This wasnt posted by the club (youth academy?) but it is some positive news IMO.
http://news.cincinnati.com/apps/pbcs.dll/article?AID=/20081020/SPT/810200374/1062&template=printart October 20, 2008
Soccer academy growing
The Kings are partner in non-profit organization
By John Erardi
jerardi@nky.com
WILDER - A few years ago, I received my wakeup call about what makes soccer players tick, when I traveled by bus to Pittsburgh with the Cincinnati Kings professional men's soccer team.
I learned the same thing makes soccer players tick that makes every professional athlete tick, once you're past the money: competition, camaraderie and the personal challenge to get the best out of oneself within the team concept. Oh, yeah - and laughs.
Gotta have laughs. If you're a kid who aspires to play high school and college soccer, and hopefully one day turn pro, read that road-trip story I wrote several years ago. Simply google "http://www.cincinnatikings.com/?page=Life_on_Road" target="_new">Erardi, Washington, Pa., and Kings." It's the lead item.
A lot has changed for the Kings. When I did the series on them, they were in the United Soccer League, Second Division, and were playing their home games at Xavier University. Now, they are utilizing local college players in a developmental league and play their home games at the Town & Country Soccer complex.
From my standpoint, the best thing about the Kings' continued presence in the community is that the soccer academy is being run by general manager J.T. Roberts, a former Northern Kentucky University All-American and present Hall of Famer. The director of coaching for Kings Soccer Academy is the former men's professional coach Jon Pickup, the fun-loving Englishman who was player-coach of the Kings when I covered them. And the owner of the Kings Academy is NKU-educated Yacoub Abdallahi, the African-born (Mauritania) son of a late fishing magnate, who has invested so much of himself in his adopted home.
"He's very much involved," Roberts says. "We talk all the time, and he'll be back in town at the end of this month."
I had lost track of Roberts, Pickup and Abdallahi the past few years, although I knew they had gotten involved at Town & Country. The move made sense. What Abdallahi wanted - above all else - was to have control of his own soccer complex. He's got it now, because when you think soccer in Greater Cincinnati - especially Northern Kentucky - you think Town & Country, because the outdoor fields are always a beehive whenever you drive by on I-275 on weekends and weeknights.

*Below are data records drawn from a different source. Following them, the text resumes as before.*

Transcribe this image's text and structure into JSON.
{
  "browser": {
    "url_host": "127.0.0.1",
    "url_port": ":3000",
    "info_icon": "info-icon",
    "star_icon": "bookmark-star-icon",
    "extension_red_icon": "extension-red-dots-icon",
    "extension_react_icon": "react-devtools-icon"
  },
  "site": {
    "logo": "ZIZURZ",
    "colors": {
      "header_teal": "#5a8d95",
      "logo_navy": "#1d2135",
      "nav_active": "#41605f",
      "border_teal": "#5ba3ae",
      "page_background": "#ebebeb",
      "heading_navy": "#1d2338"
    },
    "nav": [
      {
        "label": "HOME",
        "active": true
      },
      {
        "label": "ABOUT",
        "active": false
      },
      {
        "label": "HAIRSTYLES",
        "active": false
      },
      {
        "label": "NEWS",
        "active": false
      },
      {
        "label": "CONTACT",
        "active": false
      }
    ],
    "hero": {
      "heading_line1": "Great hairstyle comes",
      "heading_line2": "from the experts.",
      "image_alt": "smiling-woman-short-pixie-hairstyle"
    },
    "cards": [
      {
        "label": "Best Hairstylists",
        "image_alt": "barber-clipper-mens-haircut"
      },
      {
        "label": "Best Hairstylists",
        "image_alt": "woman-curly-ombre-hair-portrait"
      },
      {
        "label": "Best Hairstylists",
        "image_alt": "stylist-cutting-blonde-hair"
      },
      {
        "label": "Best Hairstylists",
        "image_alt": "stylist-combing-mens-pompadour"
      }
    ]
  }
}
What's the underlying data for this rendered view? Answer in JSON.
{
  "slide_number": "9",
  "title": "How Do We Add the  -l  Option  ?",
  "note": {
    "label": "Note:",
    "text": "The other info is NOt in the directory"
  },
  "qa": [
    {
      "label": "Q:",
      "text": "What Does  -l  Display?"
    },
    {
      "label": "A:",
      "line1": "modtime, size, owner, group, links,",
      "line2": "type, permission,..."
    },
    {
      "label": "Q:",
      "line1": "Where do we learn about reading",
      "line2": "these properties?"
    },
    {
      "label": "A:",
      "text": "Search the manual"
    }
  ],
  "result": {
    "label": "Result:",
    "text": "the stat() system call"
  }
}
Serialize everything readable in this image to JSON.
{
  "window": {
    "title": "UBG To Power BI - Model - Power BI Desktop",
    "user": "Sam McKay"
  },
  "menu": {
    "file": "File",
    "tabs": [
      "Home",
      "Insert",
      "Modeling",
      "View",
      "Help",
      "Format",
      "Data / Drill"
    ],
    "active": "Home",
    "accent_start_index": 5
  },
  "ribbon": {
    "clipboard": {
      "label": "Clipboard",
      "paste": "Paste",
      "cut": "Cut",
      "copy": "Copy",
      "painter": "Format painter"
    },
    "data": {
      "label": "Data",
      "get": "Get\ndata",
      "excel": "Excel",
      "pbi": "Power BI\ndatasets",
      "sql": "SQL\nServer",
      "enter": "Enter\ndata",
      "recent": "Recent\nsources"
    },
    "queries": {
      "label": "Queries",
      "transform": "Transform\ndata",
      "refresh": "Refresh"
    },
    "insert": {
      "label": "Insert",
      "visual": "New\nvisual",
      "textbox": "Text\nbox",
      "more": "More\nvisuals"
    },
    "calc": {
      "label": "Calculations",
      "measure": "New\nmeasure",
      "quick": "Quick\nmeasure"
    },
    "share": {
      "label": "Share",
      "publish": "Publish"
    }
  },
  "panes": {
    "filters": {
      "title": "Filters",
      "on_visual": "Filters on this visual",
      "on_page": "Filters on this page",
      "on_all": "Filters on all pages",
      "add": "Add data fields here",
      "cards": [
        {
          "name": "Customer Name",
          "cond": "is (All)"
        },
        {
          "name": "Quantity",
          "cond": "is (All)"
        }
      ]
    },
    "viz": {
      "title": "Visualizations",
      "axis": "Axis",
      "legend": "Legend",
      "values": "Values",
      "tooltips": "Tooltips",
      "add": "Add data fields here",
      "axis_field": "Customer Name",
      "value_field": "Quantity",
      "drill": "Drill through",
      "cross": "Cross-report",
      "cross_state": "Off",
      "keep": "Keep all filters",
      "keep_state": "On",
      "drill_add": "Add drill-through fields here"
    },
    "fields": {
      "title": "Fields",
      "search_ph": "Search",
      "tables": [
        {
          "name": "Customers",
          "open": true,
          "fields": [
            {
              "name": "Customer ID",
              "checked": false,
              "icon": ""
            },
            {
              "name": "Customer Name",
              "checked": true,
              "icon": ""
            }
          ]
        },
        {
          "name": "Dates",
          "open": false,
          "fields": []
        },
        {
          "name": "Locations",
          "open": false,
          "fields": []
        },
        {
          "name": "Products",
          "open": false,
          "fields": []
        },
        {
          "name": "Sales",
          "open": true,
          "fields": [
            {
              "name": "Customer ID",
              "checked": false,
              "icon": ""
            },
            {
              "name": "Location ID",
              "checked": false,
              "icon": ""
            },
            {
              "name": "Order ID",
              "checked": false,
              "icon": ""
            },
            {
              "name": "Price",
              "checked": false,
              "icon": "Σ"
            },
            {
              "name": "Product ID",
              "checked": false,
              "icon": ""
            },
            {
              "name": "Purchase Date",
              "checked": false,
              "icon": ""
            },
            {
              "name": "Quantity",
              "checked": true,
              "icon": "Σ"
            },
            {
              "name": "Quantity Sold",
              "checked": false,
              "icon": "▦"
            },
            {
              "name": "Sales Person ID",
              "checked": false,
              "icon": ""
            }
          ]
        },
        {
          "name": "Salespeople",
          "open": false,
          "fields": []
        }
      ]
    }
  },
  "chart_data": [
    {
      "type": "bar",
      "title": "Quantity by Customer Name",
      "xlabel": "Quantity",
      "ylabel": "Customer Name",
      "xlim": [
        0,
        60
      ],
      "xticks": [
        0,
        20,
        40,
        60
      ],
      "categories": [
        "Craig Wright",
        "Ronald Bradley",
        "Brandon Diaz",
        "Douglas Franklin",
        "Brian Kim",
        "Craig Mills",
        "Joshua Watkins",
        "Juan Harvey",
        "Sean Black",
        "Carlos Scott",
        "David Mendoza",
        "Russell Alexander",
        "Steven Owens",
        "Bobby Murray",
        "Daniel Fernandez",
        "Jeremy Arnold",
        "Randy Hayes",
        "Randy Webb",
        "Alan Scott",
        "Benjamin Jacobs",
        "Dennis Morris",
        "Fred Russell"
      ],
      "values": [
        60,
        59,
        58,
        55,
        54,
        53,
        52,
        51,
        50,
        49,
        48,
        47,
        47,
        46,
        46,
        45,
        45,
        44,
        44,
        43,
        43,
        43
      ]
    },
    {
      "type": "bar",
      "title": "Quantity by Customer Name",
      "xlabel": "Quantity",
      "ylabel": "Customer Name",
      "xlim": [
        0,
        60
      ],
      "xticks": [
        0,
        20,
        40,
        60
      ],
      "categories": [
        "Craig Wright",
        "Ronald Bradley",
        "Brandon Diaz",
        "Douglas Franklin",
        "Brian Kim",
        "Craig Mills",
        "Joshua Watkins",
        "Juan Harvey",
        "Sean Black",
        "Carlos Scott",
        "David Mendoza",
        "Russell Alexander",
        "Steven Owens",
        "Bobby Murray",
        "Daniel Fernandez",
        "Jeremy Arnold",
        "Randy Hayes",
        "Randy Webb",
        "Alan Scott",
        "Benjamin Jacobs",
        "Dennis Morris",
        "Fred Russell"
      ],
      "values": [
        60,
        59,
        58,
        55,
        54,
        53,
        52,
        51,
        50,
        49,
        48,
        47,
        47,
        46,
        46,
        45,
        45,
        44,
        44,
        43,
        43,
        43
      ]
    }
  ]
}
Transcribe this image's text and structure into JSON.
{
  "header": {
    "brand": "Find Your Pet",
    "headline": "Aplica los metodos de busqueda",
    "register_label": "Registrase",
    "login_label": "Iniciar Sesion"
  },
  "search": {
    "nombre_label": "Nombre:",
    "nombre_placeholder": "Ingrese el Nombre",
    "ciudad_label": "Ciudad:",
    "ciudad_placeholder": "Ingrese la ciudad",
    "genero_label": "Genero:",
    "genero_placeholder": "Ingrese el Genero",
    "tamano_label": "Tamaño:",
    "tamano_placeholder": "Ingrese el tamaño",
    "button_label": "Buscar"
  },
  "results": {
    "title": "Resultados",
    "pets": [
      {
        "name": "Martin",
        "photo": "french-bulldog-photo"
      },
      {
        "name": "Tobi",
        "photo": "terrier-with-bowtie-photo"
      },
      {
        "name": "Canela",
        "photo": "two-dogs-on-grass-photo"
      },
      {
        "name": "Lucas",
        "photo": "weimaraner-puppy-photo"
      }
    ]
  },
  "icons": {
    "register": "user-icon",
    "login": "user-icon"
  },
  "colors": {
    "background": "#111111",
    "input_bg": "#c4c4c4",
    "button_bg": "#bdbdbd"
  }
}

In a nutshell, here is how the organization works now:
River City Soccer Operating owns both Town & Country and the Cincinnati Kings, the former pro team that still has a franchise, but isn't playing in the pro league, anymore. The Kings Soccer Academy is a separate organization from River City and the Kings. Kings Soccer Academy is a non-profit organization, formed through the merger of NK United and Cardinal Soccer Club, and has a partnership with the Kings.
The main outdoor field at Town & Country, which is one of those neat, all-weather surfaces that feels just like grass when you walk on it, is being replaced Dec. 1. The turf is almost 11 years old (it was installed in February, 1998), which means that Town & County has more than gotten its use out of it. The field is used about 340 days a year. Typically, such fields last 8-9 years.
I didn't know that NK United and the renowned Cardinals Soccer Club had merged into the Kings Soccer Academy until I talked with Roberts.
Both NK United and the Cardinals will benefit - NK United because of the quality of the competition, and the Cardinals because of the proximity of Town & County, a short drive across the Ohio River from Anderson Township. More than 1,200 youth are now being served by Kings Soccer Academy, Roberts says.
I've never been very knowledgeable about soccer, nor ever really covered it, except for my Kings experience.
But I knew about the Cardinals, and how the strength of their program transcended their sport. (It had to have transcended, in order to have reached me.) Lo and behold, there's the announcement, right on the Kings web site:
"The members of the boards of both NK United and the Cardinal Soccer Club (a subsidiary of Girls' Southeast Soccer Association) are proud to announce (their merger) ... The club will be known as Kings Soccer Academy."
Town & Country is holding its anniversary open house this Sunday from 1 p.m. to 4 p.m.